Catalytic converters, on average, sell for $1,500 to $3,000, due to their valuable metals platinum, palladium, and rhodium, which continue to rise in price.
Deputy Inspector Kevin Coleman, the new commanding officer of the 104th Precinct, said that the short time it takes to steal a catalytic converter also plays a role.
“Perpetrators of this crime have become very good at it, and often, what they do is pull up to the target vehicle, and two of them get out,” he said.
“They can perform this operation in under a minute, or 30 seconds, very quickly,” he continued. “It happens in the blink of an eye and they drive off.”
As a result of constituent complaints and concerns heard at local civic meetings, NYS Senator Joseph Addabbo and his state colleagues approved a bill to combat catalytic converter theft.
The newly adopted legislation requires vehicle dismantlers and scrap processors to document information on the seller of the device, otherwise they will face a hefty fine.
State lawmakers, including Addabbo, hope these requirements will deter thieves from committing the crime.
“The ease of removing these devices from vehicles and the valuable precious metals used in catalytic converters has made this particular item a prime target for thieves,” Addabbo said. “This legislation, which for me is a direct result of constituent complaints, will ensure law enforcement has the necessary tools to thoroughly investigate the theft of this vital equipment which serves to protect the environment, while also ensuring individuals caught stealing will face appropriate consequences.”
Charlie, a Forest Hills resident who declined to give his last name, said he personally witnessed two thieves stealing his neighbor’s catalytic converter.
“I saw one guy acting as a lookout and I heard some sawing sounds coming from under the car.
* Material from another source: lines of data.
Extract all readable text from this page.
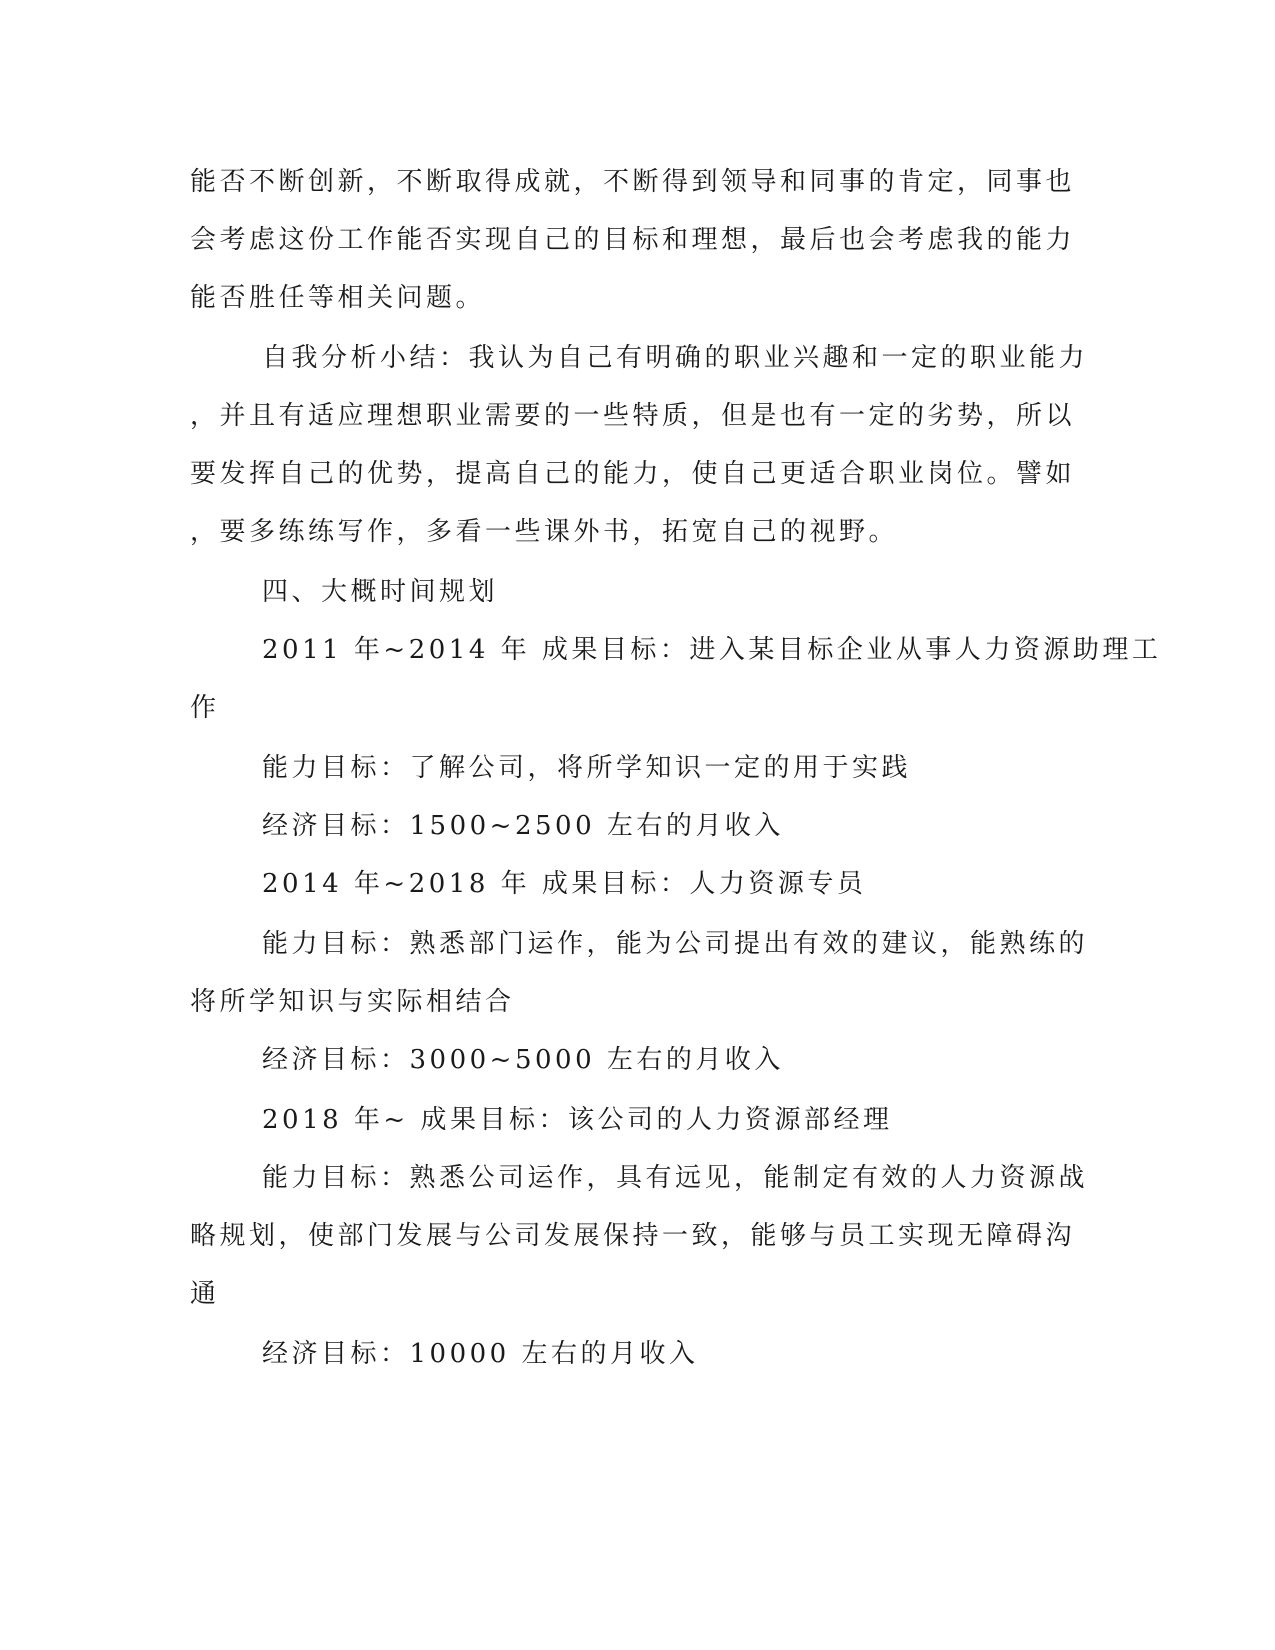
能否不断创新，不断取得成就，不断得到领导和同事的肯定，同事也
会考虑这份工作能否实现自己的目标和理想，最后也会考虑我的能力
能否胜任等相关问题。
自我分析小结：我认为自己有明确的职业兴趣和一定的职业能力
，并且有适应理想职业需要的一些特质，但是也有一定的劣势，所以
要发挥自己的优势，提高自己的能力，使自己更适合职业岗位。譬如
，要多练练写作，多看一些课外书，拓宽自己的视野。
四、大概时间规划
2011 年~2014 年 成果目标：进入某目标企业从事人力资源助理工
作
能力目标：了解公司，将所学知识一定的用于实践
经济目标：1500~2500 左右的月收入
2014 年~2018 年 成果目标：人力资源专员
能力目标：熟悉部门运作，能为公司提出有效的建议，能熟练的
将所学知识与实际相结合
经济目标：3000~5000 左右的月收入
2018 年~ 成果目标：该公司的人力资源部经理
能力目标：熟悉公司运作，具有远见，能制定有效的人力资源战
略规划，使部门发展与公司发展保持一致，能够与员工实现无障碍沟
通
经济目标：10000 左右的月收入
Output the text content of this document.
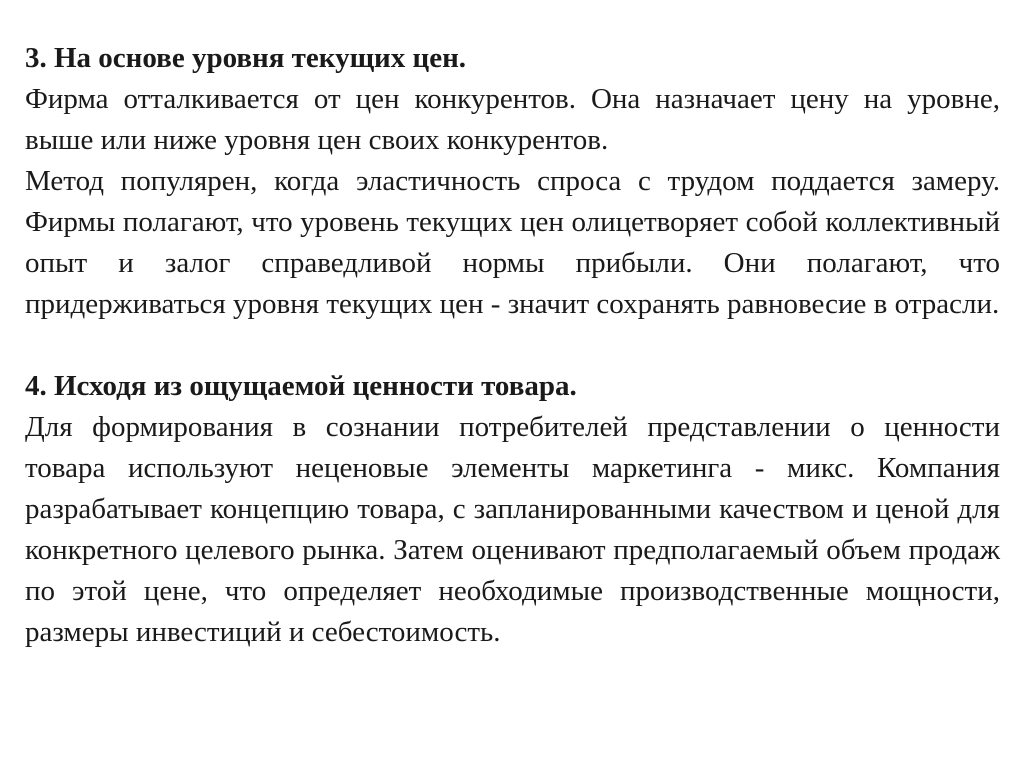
3. На основе уровня текущих цен.

Фирма отталкивается от цен конкурентов. Она назначает цену на уровне, выше или ниже уровня цен своих конкурентов.

Метод популярен, когда эластичность спроса с трудом поддается замеру. Фирмы полагают, что уровень текущих цен олицетворяет собой коллективный опыт и залог справедливой нормы прибыли. Они полагают, что придерживаться уровня текущих цен - значит сохранять равновесие в отрасли.

4. Исходя из ощущаемой ценности товара.

Для формирования в сознании потребителей представлении о ценности товара используют неценовые элементы маркетинга - микс. Компания разрабатывает концепцию товара, с запланированными качеством и ценой для конкретного целевого рынка. Затем оценивают предполагаемый объем продаж по этой цене, что определяет необходимые производственные мощности, размеры инвестиций и себестоимость.
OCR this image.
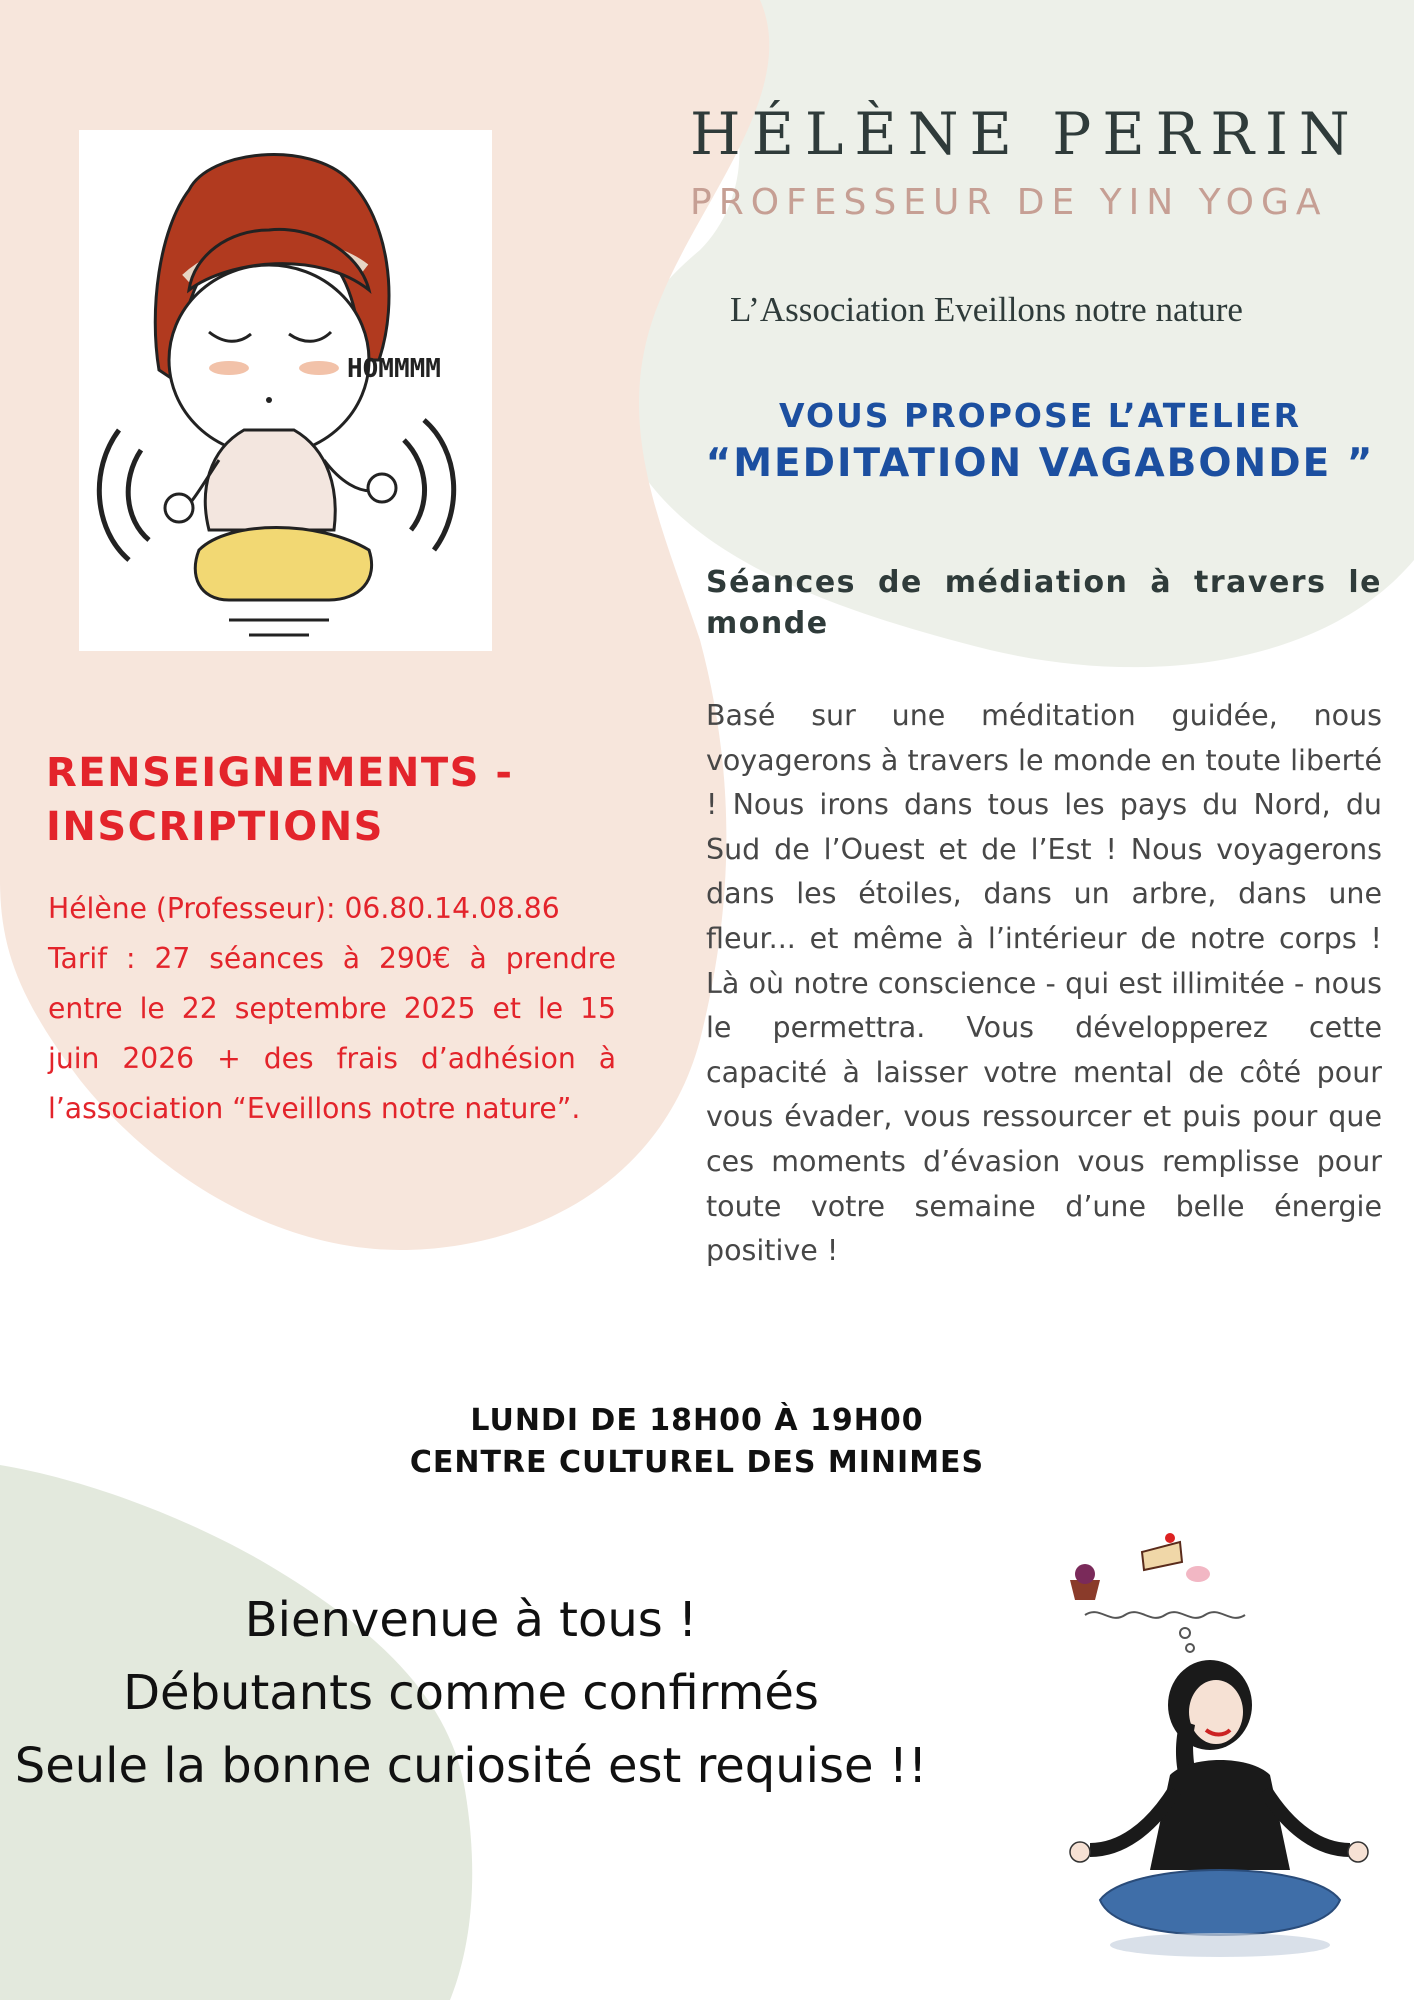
HOMMMM
HÉLÈNE PERRIN
PROFESSEUR DE YIN YOGA
L’Association Eveillons notre nature
VOUS PROPOSE L’ATELIER
“MEDITATION VAGABONDE ”
Séances de médiation à travers le
monde

Basé sur une méditation guidée, nous voyagerons à travers le monde en toute liberté ! Nous irons dans tous les pays du Nord, du Sud de l’Ouest et de l’Est ! Nous voyagerons dans les étoiles, dans un arbre, dans une fleur... et même à l’intérieur de notre corps ! Là où notre conscience - qui est illimitée - nous le permettra. Vous développerez cette capacité à laisser votre mental de côté pour vous évader, vous ressourcer et puis pour que ces moments d’évasion vous remplisse pour toute votre semaine d’une belle énergie positive !

RENSEIGNEMENTS -
INSCRIPTIONS
Hélène (Professeur): 06.80.14.08.86
Tarif : 27 séances à 290€ à prendre entre le 22 septembre 2025 et le 15 juin 2026 + des frais d’adhésion à l’association “Eveillons notre nature”.
LUNDI DE 18H00 À 19H00
CENTRE CULTUREL DES MINIMES
Bienvenue à tous !
Débutants comme confirmés
Seule la bonne curiosité est requise !!
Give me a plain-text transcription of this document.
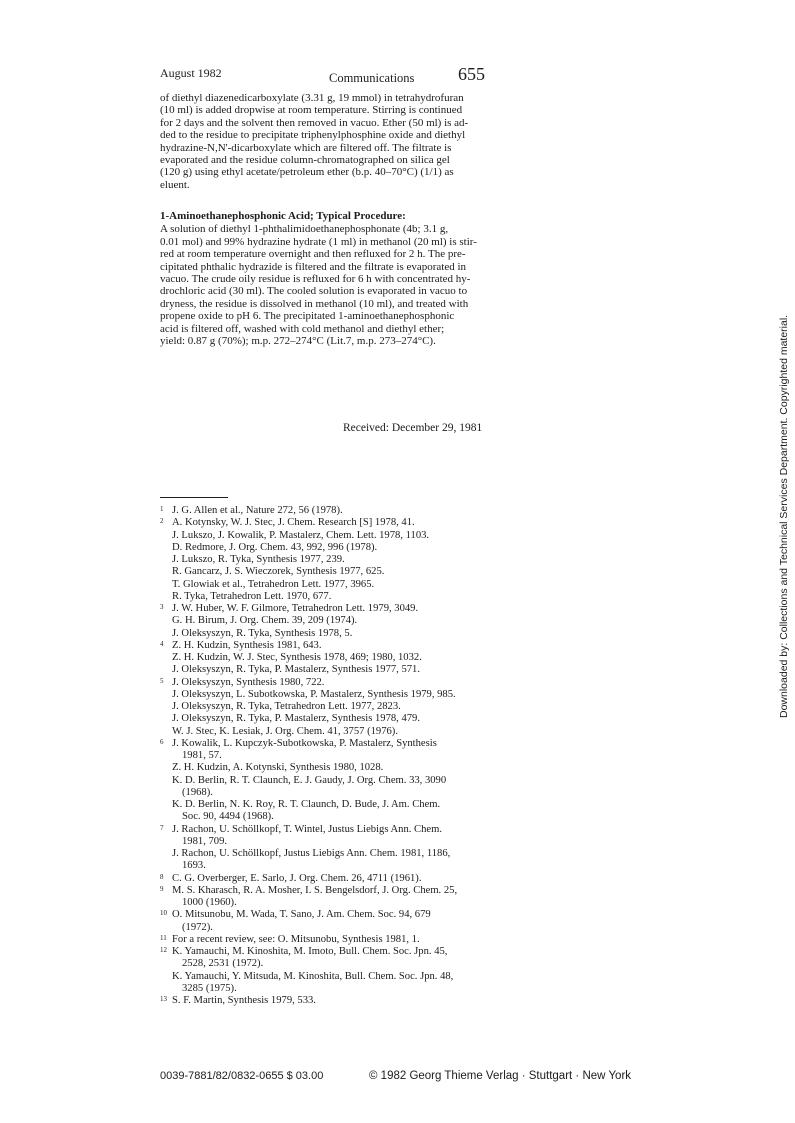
August 1982	Communications 655
of diethyl diazenedicarboxylate (3.31 g, 19 mmol) in tetrahydrofuran
(10 ml) is added dropwise at room temperature. Stirring is continued
for 2 days and the solvent then removed in vacuo. Ether (50 ml) is ad-
ded to the residue to precipitate triphenylphosphine oxide and diethyl
hydrazine-N,N'-dicarboxylate which are filtered off. The filtrate is
evaporated and the residue column-chromatographed on silica gel
(120 g) using ethyl acetate/petroleum ether (b.p. 40–70°C) (1/1) as
eluent.
1-Aminoethanephosphonic Acid; Typical Procedure:
A solution of diethyl 1-phthalimidoethanephosphonate (4b; 3.1 g,
0.01 mol) and 99% hydrazine hydrate (1 ml) in methanol (20 ml) is stir-
red at room temperature overnight and then refluxed for 2 h. The pre-
cipitated phthalic hydrazide is filtered and the filtrate is evaporated in
vacuo. The crude oily residue is refluxed for 6 h with concentrated hy-
drochloric acid (30 ml). The cooled solution is evaporated in vacuo to
dryness, the residue is dissolved in methanol (10 ml), and treated with
propene oxide to pH 6. The precipitated 1-aminoethanephosphonic
acid is filtered off, washed with cold methanol and diethyl ether;
yield: 0.87 g (70%); m.p. 272–274°C (Lit.7, m.p. 273–274°C).
Received: December 29, 1981
1 J. G. Allen et al., Nature 272, 56 (1978).
2 A. Kotynsky, W. J. Stec, J. Chem. Research [S] 1978, 41.
J. Lukszo, J. Kowalik, P. Mastalerz, Chem. Lett. 1978, 1103.
D. Redmore, J. Org. Chem. 43, 992, 996 (1978).
J. Lukszo, R. Tyka, Synthesis 1977, 239.
R. Gancarz, J. S. Wieczorek, Synthesis 1977, 625.
T. Glowiak et al., Tetrahedron Lett. 1977, 3965.
R. Tyka, Tetrahedron Lett. 1970, 677.
3 J. W. Huber, W. F. Gilmore, Tetrahedron Lett. 1979, 3049.
G. H. Birum, J. Org. Chem. 39, 209 (1974).
J. Oleksyszyn, R. Tyka, Synthesis 1978, 5.
4 Z. H. Kudzin, Synthesis 1981, 643.
Z. H. Kudzin, W. J. Stec, Synthesis 1978, 469; 1980, 1032.
J. Oleksyszyn, R. Tyka, P. Mastalerz, Synthesis 1977, 571.
5 J. Oleksyszyn, Synthesis 1980, 722.
J. Oleksyszyn, L. Subotkowska, P. Mastalerz, Synthesis 1979, 985.
J. Oleksyszyn, R. Tyka, Tetrahedron Lett. 1977, 2823.
J. Oleksyszyn, R. Tyka, P. Mastalerz, Synthesis 1978, 479.
W. J. Stec, K. Lesiak, J. Org. Chem. 41, 3757 (1976).
6 J. Kowalik, L. Kupczyk-Subotkowska, P. Mastalerz, Synthesis
1981, 57.
Z. H. Kudzin, A. Kotynski, Synthesis 1980, 1028.
K. D. Berlin, R. T. Claunch, E. J. Gaudy, J. Org. Chem. 33, 3090
(1968).
K. D. Berlin, N. K. Roy, R. T. Claunch, D. Bude, J. Am. Chem.
Soc. 90, 4494 (1968).
7 J. Rachon, U. Schöllkopf, T. Wintel, Justus Liebigs Ann. Chem.
1981, 709.
J. Rachon, U. Schöllkopf, Justus Liebigs Ann. Chem. 1981, 1186,
1693.
8 C. G. Overberger, E. Sarlo, J. Org. Chem. 26, 4711 (1961).
9 M. S. Kharasch, R. A. Mosher, I. S. Bengelsdorf, J. Org. Chem. 25,
1000 (1960).
10 O. Mitsunobu, M. Wada, T. Sano, J. Am. Chem. Soc. 94, 679
(1972).
11 For a recent review, see: O. Mitsunobu, Synthesis 1981, 1.
12 K. Yamauchi, M. Kinoshita, M. Imoto, Bull. Chem. Soc. Jpn. 45,
2528, 2531 (1972).
K. Yamauchi, Y. Mitsuda, M. Kinoshita, Bull. Chem. Soc. Jpn. 48,
3285 (1975).
13 S. F. Martin, Synthesis 1979, 533.
0039-7881/82/0832-0655 $ 03.00	© 1982 Georg Thieme Verlag · Stuttgart · New York
Downloaded by: Collections and Technical Services Department. Copyrighted material.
I immediately took out my phone and started taking photos, and I even got a good shot of the license plate, which was a paper one,” he said.
“The spotter noticed me taking photos and started yelling at me, asking me what I’m doing,” he continued. “They were pretty much done in 10 to 15 minutes, and by the time the cops arrived these thieves were long gone.”
Charlie said he did not want to get too close to the perpetrators, as they could have been armed, and hopes that the new state legislation will make thieves think twice before stealing the part.
“The parts cost so much money to replace, and it’s certainly hurting the pockets of the people that own the cars or the insurance companies,” he said. “Because of the high cost of parts replacement in addition to the inconvenience caused to car owners, thieves and chop shops should also pay a big price for stealing these parts.”
Michael Zhou, a Rego Park resident, said that his brother’s catalytic converter got stolen last week in Kew Gardens Hills, and his own was stolen in February.
He is frustrated that this crime is so rampant in the community, and how perpetrators only seem to care about making fast money with no consideration for the people it affects.
“It takes the perpetrator less than 2 minutes to steal it. For someone to make $300, like my daughter who works for an ice cream store at $15.50 an hour, she would need to work 19 hours. Perps, of course, would rather earn $300 in two minutes instead of working for 19 hours,” Zhou said.